A good friend of mine recently said to me, 'see your blindness'.
Paradoxical words because how can the blind see? It's like a Zen koan, an insoluble puzzle that forces discursive reason to be silent and stop its incessant chatter. Only the Holy Spirit of Truth can cause us to 'see our blindness' and then heal us.
The third chapter of Jonah revealed a blindness to me: when the people of Nineveh heard that judgement was coming upon their city, they began to amend their lives! They were sorry, yes, but it was a sorrow, borne out of a change in attitude, in heart, which issued in action.
The Reformers, Luther and Calvin, believed that the Christian life began in repentance and was to continue in repentance, a continual renewing of the mind or understanding; not merely an intellectual approval of interesting proposals but a divinely, initiated spiritual work involving the deep heart.
'Be not conformed to this world': I was educated early in Pentecostalism and Brethrenism - a strange mixture - but both emphasised the dangers of conformity to the world. Of course, my early education was about girls not wearing lipstick, young people going to dances and the cinema, drinking alcohol, coarse language and playing cards.
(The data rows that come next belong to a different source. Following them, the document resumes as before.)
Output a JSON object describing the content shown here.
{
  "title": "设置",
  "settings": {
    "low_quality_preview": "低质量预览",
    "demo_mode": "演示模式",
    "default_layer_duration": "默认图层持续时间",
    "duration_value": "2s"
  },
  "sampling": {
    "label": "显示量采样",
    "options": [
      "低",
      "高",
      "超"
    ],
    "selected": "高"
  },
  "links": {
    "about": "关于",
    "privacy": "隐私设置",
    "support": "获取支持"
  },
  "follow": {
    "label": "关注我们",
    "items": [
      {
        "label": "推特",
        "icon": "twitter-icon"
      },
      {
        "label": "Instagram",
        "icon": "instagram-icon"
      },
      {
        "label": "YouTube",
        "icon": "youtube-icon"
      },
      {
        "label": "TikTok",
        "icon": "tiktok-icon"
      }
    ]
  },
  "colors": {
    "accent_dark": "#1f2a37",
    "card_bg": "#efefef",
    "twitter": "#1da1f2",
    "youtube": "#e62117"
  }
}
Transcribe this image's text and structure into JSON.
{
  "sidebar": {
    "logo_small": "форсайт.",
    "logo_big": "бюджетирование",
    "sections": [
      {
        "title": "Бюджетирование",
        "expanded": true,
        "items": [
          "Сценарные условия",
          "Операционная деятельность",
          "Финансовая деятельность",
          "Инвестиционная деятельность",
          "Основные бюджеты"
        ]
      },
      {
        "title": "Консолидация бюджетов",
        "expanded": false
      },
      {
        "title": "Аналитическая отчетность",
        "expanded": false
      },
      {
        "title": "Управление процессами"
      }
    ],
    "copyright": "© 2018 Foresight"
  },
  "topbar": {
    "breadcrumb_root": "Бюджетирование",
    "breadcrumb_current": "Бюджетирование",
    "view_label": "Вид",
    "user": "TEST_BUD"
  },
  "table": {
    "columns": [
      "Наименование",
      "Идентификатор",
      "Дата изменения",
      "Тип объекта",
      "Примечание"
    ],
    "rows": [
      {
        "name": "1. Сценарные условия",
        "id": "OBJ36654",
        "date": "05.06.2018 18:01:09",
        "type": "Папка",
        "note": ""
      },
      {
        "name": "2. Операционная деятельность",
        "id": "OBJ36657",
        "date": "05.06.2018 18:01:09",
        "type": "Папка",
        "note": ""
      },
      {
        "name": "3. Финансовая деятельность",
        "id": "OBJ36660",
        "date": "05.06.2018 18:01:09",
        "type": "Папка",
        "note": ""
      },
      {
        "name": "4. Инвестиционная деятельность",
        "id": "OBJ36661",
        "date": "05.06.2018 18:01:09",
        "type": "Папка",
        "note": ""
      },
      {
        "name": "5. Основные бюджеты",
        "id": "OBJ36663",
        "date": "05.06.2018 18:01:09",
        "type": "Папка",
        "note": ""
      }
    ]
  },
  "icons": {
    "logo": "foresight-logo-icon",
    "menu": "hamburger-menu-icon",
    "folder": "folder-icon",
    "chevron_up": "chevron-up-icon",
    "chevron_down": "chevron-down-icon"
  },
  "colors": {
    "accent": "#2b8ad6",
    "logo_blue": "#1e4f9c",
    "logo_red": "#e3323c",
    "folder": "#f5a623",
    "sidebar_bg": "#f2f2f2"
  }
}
A Pentecostal preacher once shattered my easy complacency about standards by sharing that Pentecostals throughout the world had wildly divergent ideas about 'worldliness'. He joked that in one place in the deep south of the U.S. when he asked for a cup of coffee, he was told, "Coffee, coffee, down here we don't even drink whiskey!" What the preacher explained was that we always have to be aware of worldliness but we also have to be aware that the 'world' changes and that 'worldliness' in one generation or in one country may not be 'worldliness' in another. Some preaching about 'worldliness' is close to stupidity.
The Church at many levels has now become openly conformable to the present age. This situation is not because church members wear lipstick, dance, go to the pictures or say 'bloody'.
We must ask God to show us our blindness, our willingness to compromise with the spirit of the age so that our lives are little different from those outside the church. Our virtual atheism as defined by John Wesley, where we can consider anything as outside the superintendence of almighty God, is our biggest compromise with the world. Too many swallow camels but choke on gnats!